Afternoon analysis 27.10.2015

, author:

Marcin Lipka

The dollar gained before the Federal Open Market Committee's decision on the interest rates. The zloty remained weak as political risk prevails.

Today's data from the US was disappointing. Industrial orders missed the forecast as it dropped 1.2 percent. Also, the core orders data was weaker than projected. In addition, the Conference Board consumer sentiment index was below expectations. The housing market reading was in line with the forecast. The S&P/Case-Shiller index increased 5.1 percent on a yearly basis. It confirmed a steady expansion in the housing market.

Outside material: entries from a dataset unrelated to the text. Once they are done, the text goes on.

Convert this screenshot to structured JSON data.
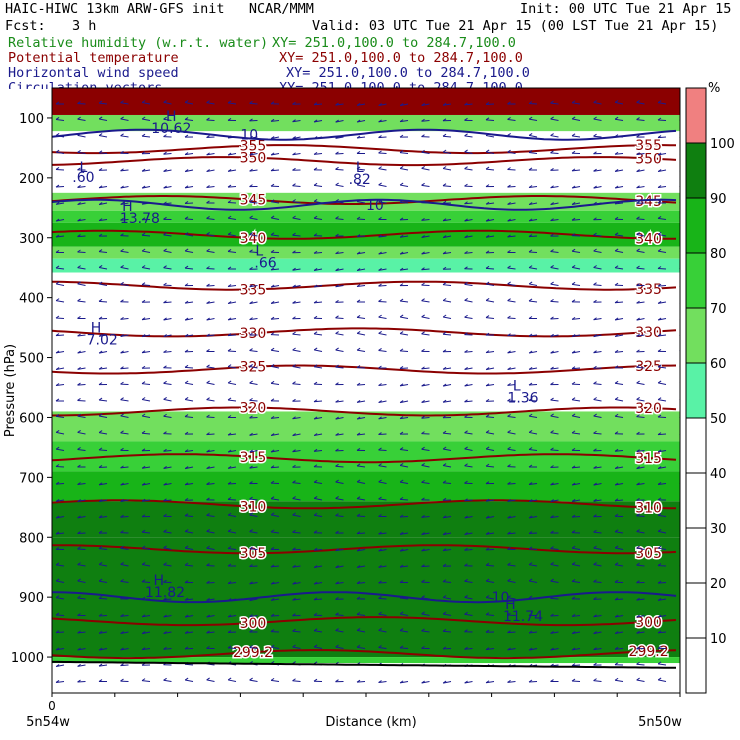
{
  "header": {
    "title": "HAIC-HIWC 13km ARW-GFS init   NCAR/MMM",
    "init": "Init: 00 UTC Tue 21 Apr 15",
    "fcst_label": "Fcst:",
    "fcst_value": "3 h",
    "valid": "Valid: 03 UTC Tue 21 Apr 15 (00 LST Tue 21 Apr 15)",
    "fields": [
      {
        "name": "Relative humidity (w.r.t. water)",
        "xy": "XY= 251.0,100.0 to 284.7,100.0",
        "color": "#1a8c1a"
      },
      {
        "name": "Potential temperature",
        "xy": "XY= 251.0,100.0 to 284.7,100.0",
        "color": "#8b0000"
      },
      {
        "name": "Horizontal wind speed",
        "xy": "XY= 251.0,100.0 to 284.7,100.0",
        "color": "#1a1a8c"
      },
      {
        "name": "Circulation vectors",
        "xy": "XY= 251.0,100.0 to 284.7,100.0",
        "color": "#1a1a8c"
      }
    ]
  },
  "chart_data": {
    "type": "heatmap",
    "xlabel": "Distance (km)",
    "ylabel": "Pressure (hPa)",
    "x_ticks": [
      "0"
    ],
    "x_end_labels": [
      "5n54w",
      "5n50w"
    ],
    "y_ticks": [
      100,
      200,
      300,
      400,
      500,
      600,
      700,
      800,
      900,
      1000
    ],
    "ylim": [
      1060,
      50
    ],
    "colorbar": {
      "unit": "%",
      "ticks": [
        10,
        20,
        30,
        40,
        50,
        60,
        70,
        80,
        90,
        100
      ],
      "bins": [
        {
          "range": [
            50,
            60
          ],
          "color": "#59f2a6"
        },
        {
          "range": [
            60,
            70
          ],
          "color": "#72df5e"
        },
        {
          "range": [
            70,
            80
          ],
          "color": "#38d038"
        },
        {
          "range": [
            80,
            90
          ],
          "color": "#18b418"
        },
        {
          "range": [
            90,
            100
          ],
          "color": "#0f7f10"
        },
        {
          "range": [
            100,
            110
          ],
          "color": "#f08080"
        }
      ]
    },
    "rh_layers": [
      {
        "p_top": 72,
        "p_bot": 95,
        "rh": 100
      },
      {
        "p_top": 95,
        "p_bot": 122,
        "rh": 60
      },
      {
        "p_top": 225,
        "p_bot": 255,
        "rh": 60
      },
      {
        "p_top": 255,
        "p_bot": 275,
        "rh": 70
      },
      {
        "p_top": 275,
        "p_bot": 315,
        "rh": 80
      },
      {
        "p_top": 315,
        "p_bot": 335,
        "rh": 60
      },
      {
        "p_top": 335,
        "p_bot": 358,
        "rh": 50
      },
      {
        "p_top": 590,
        "p_bot": 640,
        "rh": 60
      },
      {
        "p_top": 640,
        "p_bot": 690,
        "rh": 70
      },
      {
        "p_top": 690,
        "p_bot": 740,
        "rh": 80
      },
      {
        "p_top": 740,
        "p_bot": 800,
        "rh": 90
      },
      {
        "p_top": 800,
        "p_bot": 1000,
        "rh": 90
      },
      {
        "p_top": 1000,
        "p_bot": 1010,
        "rh": 70
      }
    ],
    "theta_contours": [
      {
        "label": "355",
        "p": 152
      },
      {
        "label": "350",
        "p": 172
      },
      {
        "label": "345",
        "p": 237
      },
      {
        "label": "340",
        "p": 295
      },
      {
        "label": "335",
        "p": 380
      },
      {
        "label": "330",
        "p": 458
      },
      {
        "label": "325",
        "p": 520
      },
      {
        "label": "320",
        "p": 590
      },
      {
        "label": "315",
        "p": 668
      },
      {
        "label": "310",
        "p": 745
      },
      {
        "label": "305",
        "p": 820
      },
      {
        "label": "300",
        "p": 940
      },
      {
        "label": "299.2",
        "p": 995
      }
    ],
    "wind_contours": [
      {
        "label": "10",
        "p": 128
      },
      {
        "label": "10",
        "p": 245
      },
      {
        "label": "10",
        "p": 900
      }
    ],
    "annotations": [
      {
        "text": "H",
        "x": 0.19,
        "p": 105
      },
      {
        "text": "10.62",
        "x": 0.19,
        "p": 125
      },
      {
        "text": "L",
        "x": 0.05,
        "p": 190
      },
      {
        "text": ".60",
        "x": 0.05,
        "p": 207
      },
      {
        "text": "L",
        "x": 0.49,
        "p": 190
      },
      {
        "text": ".82",
        "x": 0.49,
        "p": 210
      },
      {
        "text": "H",
        "x": 0.12,
        "p": 255
      },
      {
        "text": "13.78",
        "x": 0.14,
        "p": 275
      },
      {
        "text": "L",
        "x": 0.33,
        "p": 330
      },
      {
        "text": ".66",
        "x": 0.34,
        "p": 350
      },
      {
        "text": "H",
        "x": 0.07,
        "p": 458
      },
      {
        "text": "7.02",
        "x": 0.08,
        "p": 478
      },
      {
        "text": "L",
        "x": 0.74,
        "p": 555
      },
      {
        "text": "1.36",
        "x": 0.75,
        "p": 575
      },
      {
        "text": "H",
        "x": 0.17,
        "p": 880
      },
      {
        "text": "11.82",
        "x": 0.18,
        "p": 900
      },
      {
        "text": "H",
        "x": 0.73,
        "p": 920
      },
      {
        "text": "11.74",
        "x": 0.75,
        "p": 940
      }
    ]
  }
}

However, the readings will not alter the FOMC's decision. The US central bank is expected to leave rates unchanged at record lows. The statement will likely leave doors open to increase rates in December. In general, the majority of central bank members, including the Fed Chair Janet Yellen, support a similar scenario. In addition, improvement in the US reports, the calming of anxiety concerning the Chinese situation, and the prospect that the European Central Bank will expand its stimulus, all support the tightening in the US.

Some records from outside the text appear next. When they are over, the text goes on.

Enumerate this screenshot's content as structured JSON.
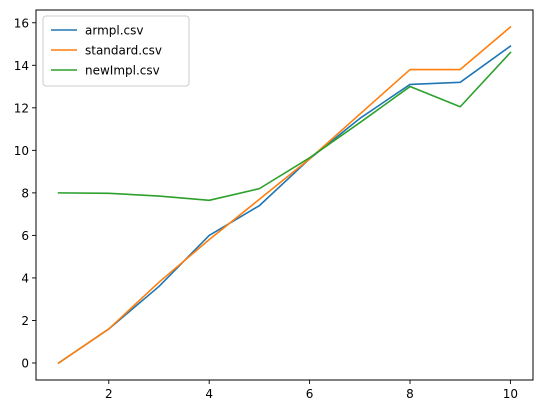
{
  "chart_data": {
    "type": "line",
    "title": "",
    "xlabel": "",
    "ylabel": "",
    "x": [
      1,
      2,
      3,
      4,
      5,
      6,
      7,
      8,
      9,
      10
    ],
    "xlim": [
      0.55,
      10.45
    ],
    "ylim": [
      -0.8,
      16.6
    ],
    "xticks": [
      2,
      4,
      6,
      8,
      10
    ],
    "yticks": [
      0,
      2,
      4,
      6,
      8,
      10,
      12,
      14,
      16
    ],
    "grid": false,
    "legend": {
      "placement": "upper-left"
    },
    "series": [
      {
        "name": "armpl.csv",
        "color": "#1f77b4",
        "values": [
          0.0,
          1.6,
          3.6,
          6.0,
          7.4,
          9.6,
          11.5,
          13.1,
          13.2,
          14.9
        ]
      },
      {
        "name": "standard.csv",
        "color": "#ff7f0e",
        "values": [
          0.0,
          1.6,
          3.8,
          5.8,
          7.7,
          9.6,
          11.7,
          13.8,
          13.8,
          15.8
        ]
      },
      {
        "name": "newImpl.csv",
        "color": "#2ca02c",
        "values": [
          8.0,
          7.98,
          7.85,
          7.65,
          8.2,
          9.65,
          11.3,
          13.0,
          12.05,
          14.6
        ]
      }
    ]
  }
}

If the FOMC's statement is quite hawkish, it will support the dollar. As a result, the emerging market currencies will be additionally pressured. Given the situation, the zloty may drop even more, as the currency has been negatively affected by political risk.

Weak zloty

The National Bank of Poland President Marek Belka, calmed the situation down. The President of the NBP said, that promises made during election campaigns will likely be forgotten. In his view, there is no way to force the NBP to "print money" as it is forbidden by the Polish constitution.

Marek Belka criticized the project of financing credits to small businesses using the central bank. His opinion is that,in Poland, there is a problem with credit demand, but not with supply. The NBP Chief criticized the proposal to increase taxes in the banking sector and converse franc-denominated credits. It will undermine the banking system's ability to finance the economic growth.

Henryk Kowalczyk, who is responsible for economic program in the PiS party, currently sees no need to use the central bank to support the credit action. Earlier, he announced the plan to spend as much as 350 billion PLN using the central bank. However, Kowalczyk considers the proposal to converse franc credits as reasonable. He also supports the plan to offer aid to families with more than two kids, which may cost as much as 20 billion PLN.

Moody's Investors Service considered the voting outcome as a threat to Poland's credit rating. The agency cited the major PiS proposals as negative to public finance. It also criticized the proposal to use the central bank to stimulate the economy. However, Moody is not expecting the budget deficit to be higher than 3 percent.

The post-election turmoil is hurting the zloty. The Polish currency did not manage to tame losses. However, the rebound potential of the zloty will be limited by the outlook for tightening in the US.

This commentary is not a recommendation within the meaning of Regulation of the Minister of Finance of 19 October 2005. It has been prepared for information purposes only and should not serve as a basis for making any investment decisions. Neither the author nor the publisher can be held liable for investment decisions made on the basis of information contained in this commentary. Copying or duplicating this report without the written permission from Sp. z o.o is prohibited.